Kurdish fighters backed by U.S.-led air strikes held back jihadists attacking a Syrian border town Saturday, following an international outcry at the murder of a British hostage by the Islamic State group.
Dozens of militants with the Islamic State (IS) organization were reported dead in the latest American-led coalition air raids.
The dusty town of Kobane on the frontier with Turkey has become a key battleground between IS jihadists and their opponents, who include local Kurdish fighters as well as the United States and its allies.
Fighting raged Saturday as IS militants kept up their offensive to seize Kobane, activists said.
Mortar shells pounded the town as smoke rose above it, according to an Agence France-Presse team on the Turkish side of the border.
U.S.-led strikes late Friday targeted at least four sites on the outskirts of Kobane, destroying some military material, the Syrian Observatory for Human Rights group said.
Five jihadists were killed in the air raids near the border town, as well as 30 more around Shadadi in northeastern Syria, according to the Britain-based group, which monitors the conflict.
IS militants fired at least 80 mortar rounds into Kobane town on Friday.
But activist Mustafa Ebdi said Kurdish fighters had been buoyed by their success at holding off the assault so far, noting that the IS jihadists had hoped to capture the town by Saturday for the Muslim Eid al-Adha festival.
"So far they have failed to enter the town."
IS began its advance towards Kobane, also known as Ain al-Arab, on September 16 to cement its grip over a long stretch of the border.
It has prompted a mass exodus of residents from the town and the surrounding countryside, with some 186,000 fleeing into Turkey.
On Friday night, IS released a video showing the execution of Alan Henning, a 47-year-old British volunteer driver who went to Syria with a Muslim charity.
The footage opened with a news report about the British parliament's vote last week to authorize air strikes against jihadist targets in Iraq.
Then it cut to Henning, on his knees against a desert backdrop and wearing an orange prison-style outfit, with a masked militant standing over him wielding a combat knife.
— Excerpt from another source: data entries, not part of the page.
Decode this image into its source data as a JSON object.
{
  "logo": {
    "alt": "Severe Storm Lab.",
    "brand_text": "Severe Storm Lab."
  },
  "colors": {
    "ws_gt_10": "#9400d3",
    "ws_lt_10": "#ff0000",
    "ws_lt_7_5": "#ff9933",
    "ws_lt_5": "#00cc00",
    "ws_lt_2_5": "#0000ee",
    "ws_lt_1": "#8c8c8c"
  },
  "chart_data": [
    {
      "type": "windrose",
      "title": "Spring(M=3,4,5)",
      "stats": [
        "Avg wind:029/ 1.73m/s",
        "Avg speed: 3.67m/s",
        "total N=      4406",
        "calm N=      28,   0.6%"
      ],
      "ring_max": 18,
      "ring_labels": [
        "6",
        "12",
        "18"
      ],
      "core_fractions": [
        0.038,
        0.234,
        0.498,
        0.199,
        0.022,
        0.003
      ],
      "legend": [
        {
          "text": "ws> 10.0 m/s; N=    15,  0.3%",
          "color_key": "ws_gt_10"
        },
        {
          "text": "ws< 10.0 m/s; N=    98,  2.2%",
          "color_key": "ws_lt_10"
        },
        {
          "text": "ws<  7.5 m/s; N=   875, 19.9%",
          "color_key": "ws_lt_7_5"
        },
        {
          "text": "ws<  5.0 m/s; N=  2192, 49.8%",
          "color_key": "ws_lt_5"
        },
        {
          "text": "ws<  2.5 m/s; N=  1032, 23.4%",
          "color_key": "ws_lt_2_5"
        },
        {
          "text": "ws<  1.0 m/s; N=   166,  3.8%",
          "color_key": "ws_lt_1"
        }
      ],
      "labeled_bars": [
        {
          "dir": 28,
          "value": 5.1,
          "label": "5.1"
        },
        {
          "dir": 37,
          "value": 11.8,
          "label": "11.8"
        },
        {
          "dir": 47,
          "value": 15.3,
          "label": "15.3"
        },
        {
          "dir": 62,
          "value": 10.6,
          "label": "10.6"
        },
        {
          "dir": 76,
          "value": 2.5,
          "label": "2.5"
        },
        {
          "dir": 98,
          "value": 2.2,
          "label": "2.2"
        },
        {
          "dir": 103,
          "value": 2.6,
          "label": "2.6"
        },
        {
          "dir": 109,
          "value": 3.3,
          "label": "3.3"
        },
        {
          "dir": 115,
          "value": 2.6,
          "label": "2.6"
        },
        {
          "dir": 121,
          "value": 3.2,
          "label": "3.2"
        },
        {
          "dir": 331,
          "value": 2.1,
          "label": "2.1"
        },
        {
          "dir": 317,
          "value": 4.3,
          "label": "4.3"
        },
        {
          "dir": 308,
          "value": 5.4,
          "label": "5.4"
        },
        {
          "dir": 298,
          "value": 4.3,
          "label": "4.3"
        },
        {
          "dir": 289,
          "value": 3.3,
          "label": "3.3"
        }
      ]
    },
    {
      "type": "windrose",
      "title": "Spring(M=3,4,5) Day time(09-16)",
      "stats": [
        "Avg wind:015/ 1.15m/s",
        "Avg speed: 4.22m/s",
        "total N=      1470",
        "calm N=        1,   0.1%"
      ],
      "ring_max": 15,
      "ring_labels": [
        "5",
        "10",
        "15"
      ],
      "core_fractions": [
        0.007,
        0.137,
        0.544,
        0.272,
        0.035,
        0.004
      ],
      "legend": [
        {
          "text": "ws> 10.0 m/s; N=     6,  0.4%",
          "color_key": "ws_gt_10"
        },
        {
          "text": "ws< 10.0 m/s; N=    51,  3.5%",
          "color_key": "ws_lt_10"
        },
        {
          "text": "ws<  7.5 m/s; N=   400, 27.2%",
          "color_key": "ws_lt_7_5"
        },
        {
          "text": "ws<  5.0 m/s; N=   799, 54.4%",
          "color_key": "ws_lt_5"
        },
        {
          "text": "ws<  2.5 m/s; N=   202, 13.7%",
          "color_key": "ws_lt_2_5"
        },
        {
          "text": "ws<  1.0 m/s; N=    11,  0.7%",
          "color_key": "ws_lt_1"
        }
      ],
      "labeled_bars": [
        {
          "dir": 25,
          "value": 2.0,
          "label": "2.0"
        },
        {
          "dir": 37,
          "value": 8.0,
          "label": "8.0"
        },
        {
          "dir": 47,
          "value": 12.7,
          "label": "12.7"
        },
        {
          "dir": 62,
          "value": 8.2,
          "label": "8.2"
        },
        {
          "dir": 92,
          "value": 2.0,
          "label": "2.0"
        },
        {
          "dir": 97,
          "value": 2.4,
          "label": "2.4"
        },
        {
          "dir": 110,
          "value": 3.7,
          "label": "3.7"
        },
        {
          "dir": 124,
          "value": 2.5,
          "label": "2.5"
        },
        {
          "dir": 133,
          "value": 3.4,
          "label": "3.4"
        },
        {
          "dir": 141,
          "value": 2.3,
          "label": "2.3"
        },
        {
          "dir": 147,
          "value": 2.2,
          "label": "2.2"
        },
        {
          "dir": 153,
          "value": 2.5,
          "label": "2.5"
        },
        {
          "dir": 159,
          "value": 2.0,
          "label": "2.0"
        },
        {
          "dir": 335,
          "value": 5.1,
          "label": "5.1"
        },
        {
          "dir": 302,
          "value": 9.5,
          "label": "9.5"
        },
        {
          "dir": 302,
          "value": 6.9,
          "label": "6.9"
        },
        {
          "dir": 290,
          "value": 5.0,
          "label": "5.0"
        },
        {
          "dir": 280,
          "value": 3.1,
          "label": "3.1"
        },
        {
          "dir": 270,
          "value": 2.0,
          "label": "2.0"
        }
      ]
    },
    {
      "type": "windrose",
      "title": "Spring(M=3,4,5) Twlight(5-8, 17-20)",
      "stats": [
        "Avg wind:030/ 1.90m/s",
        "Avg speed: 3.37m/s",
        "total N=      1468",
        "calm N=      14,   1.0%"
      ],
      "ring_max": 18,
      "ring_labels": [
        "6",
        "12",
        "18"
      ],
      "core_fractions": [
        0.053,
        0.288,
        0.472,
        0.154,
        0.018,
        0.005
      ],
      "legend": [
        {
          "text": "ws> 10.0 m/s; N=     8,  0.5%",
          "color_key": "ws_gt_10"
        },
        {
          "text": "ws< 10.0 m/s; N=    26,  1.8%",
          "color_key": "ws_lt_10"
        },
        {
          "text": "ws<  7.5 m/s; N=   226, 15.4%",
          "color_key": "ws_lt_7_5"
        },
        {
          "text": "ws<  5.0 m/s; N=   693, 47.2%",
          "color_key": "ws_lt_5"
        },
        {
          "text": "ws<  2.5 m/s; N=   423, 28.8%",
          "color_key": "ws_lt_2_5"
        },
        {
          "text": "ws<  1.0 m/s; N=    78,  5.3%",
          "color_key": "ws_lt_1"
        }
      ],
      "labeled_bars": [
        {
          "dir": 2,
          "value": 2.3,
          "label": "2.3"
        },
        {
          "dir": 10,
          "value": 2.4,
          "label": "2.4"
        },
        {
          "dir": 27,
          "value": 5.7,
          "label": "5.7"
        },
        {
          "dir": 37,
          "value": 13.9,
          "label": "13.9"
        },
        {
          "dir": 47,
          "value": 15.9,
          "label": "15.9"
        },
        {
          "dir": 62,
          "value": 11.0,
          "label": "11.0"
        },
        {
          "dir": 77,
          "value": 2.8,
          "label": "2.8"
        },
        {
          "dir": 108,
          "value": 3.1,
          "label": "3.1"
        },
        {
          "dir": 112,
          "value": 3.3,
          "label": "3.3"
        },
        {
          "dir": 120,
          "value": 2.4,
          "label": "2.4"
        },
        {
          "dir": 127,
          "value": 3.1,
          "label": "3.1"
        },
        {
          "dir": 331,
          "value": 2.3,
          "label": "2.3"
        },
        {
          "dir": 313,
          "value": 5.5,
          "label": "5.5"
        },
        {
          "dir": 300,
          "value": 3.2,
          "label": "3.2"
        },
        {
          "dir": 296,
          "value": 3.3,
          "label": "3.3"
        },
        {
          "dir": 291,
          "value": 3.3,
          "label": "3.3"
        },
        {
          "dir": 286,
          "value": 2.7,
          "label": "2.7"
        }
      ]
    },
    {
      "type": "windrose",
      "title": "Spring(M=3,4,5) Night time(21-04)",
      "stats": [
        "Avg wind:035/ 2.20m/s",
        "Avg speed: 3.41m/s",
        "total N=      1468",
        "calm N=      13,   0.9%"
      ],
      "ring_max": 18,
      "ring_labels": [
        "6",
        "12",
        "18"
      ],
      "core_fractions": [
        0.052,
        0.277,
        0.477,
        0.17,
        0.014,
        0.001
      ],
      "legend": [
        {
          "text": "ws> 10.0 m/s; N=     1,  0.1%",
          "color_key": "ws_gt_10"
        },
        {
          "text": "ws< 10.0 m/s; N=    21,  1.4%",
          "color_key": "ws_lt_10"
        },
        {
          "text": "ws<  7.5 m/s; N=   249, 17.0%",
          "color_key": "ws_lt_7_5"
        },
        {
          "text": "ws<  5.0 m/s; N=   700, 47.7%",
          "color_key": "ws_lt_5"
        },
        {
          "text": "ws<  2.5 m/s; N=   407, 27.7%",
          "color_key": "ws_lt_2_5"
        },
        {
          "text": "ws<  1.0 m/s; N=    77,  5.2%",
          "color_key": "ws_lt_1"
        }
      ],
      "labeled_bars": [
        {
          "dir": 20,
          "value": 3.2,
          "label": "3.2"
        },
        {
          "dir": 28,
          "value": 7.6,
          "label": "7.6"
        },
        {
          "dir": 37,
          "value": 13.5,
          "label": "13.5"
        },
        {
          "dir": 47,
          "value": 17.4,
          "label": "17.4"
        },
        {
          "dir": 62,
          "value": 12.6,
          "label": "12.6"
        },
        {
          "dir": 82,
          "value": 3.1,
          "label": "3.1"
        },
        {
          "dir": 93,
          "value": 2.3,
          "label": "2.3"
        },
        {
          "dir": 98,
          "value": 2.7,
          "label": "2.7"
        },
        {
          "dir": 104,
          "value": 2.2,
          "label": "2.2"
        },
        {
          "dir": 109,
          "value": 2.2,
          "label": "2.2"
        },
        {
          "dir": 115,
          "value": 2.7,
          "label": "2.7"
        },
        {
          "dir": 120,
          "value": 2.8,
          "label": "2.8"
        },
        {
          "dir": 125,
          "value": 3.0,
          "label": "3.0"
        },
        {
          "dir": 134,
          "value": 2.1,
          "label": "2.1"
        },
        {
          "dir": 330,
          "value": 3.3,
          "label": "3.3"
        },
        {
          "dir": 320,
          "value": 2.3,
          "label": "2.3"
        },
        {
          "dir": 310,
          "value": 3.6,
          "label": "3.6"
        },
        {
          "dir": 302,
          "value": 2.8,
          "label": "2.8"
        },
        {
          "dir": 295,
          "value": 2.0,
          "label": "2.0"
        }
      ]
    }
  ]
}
The jihadist, who has the same British accent as the killer in previous IS execution videos, directly addressed British Prime Minister David Cameron.
"The blood of David Haines was on your hands, Cameron," he said, referring to another British aid worker killed by the group.
"Alan Henning will also be slaughtered, but his blood is on the hands of the British parliament," he declared.
A fellow aid worker from America, Peter Kassig, is then shown alive and threatened by the knife-wielding militant.
The jihadists have previously released videos showing the murders of Haines and American journalists James Foley and Steven Sotloff.
The latest execution was condemned worldwide, with Cameron saying it "shows just how barbaric and repulsive these terrorists are."
"We will do all we can to hunt down these murderers and bring them to justice," he said.
U.S. President Barack Obama denounced the "brutal murder" and warned the U.S.-led coalition "will continue taking decisive action to degrade and ultimately destroy" IS.
French President Francois Hollande described it as a "heinous crime".
Washington is leading a coalition of nations against the IS group, which has declared an Islamic "caliphate" in parts of Syria and Iraq.
On Thursday, Turkey's parliament voted to allow the deployment of forces in Syria and Iraq to fight the Islamic State, and the country's prime minister has pledged to "do whatever we can" to prevent Kobane falling to IS militants.
On Saturday, Ankara also warned it would not hesitate to strike IS jihadists if they attacked Turkish troops stationed at an enclave holding the tomb of Suleyman Shah.
The small patch of land is considered Turkish territory and dozens of Turkish troops are stationed there.
"If one so much as touches a hair on their heads, Turkey with its army will do all that is necessary and everything will change from that moment on," President Recep Tayyip Erdogan warned.
He also angrily rejected comments by U.S. Vice President Joe Biden that Turkey and others in the region had financed and armed jihadist organizations in Syria.
"No one can accuse Turkey of having supported any terrorist organization in Syria, including IS," Erdogan said.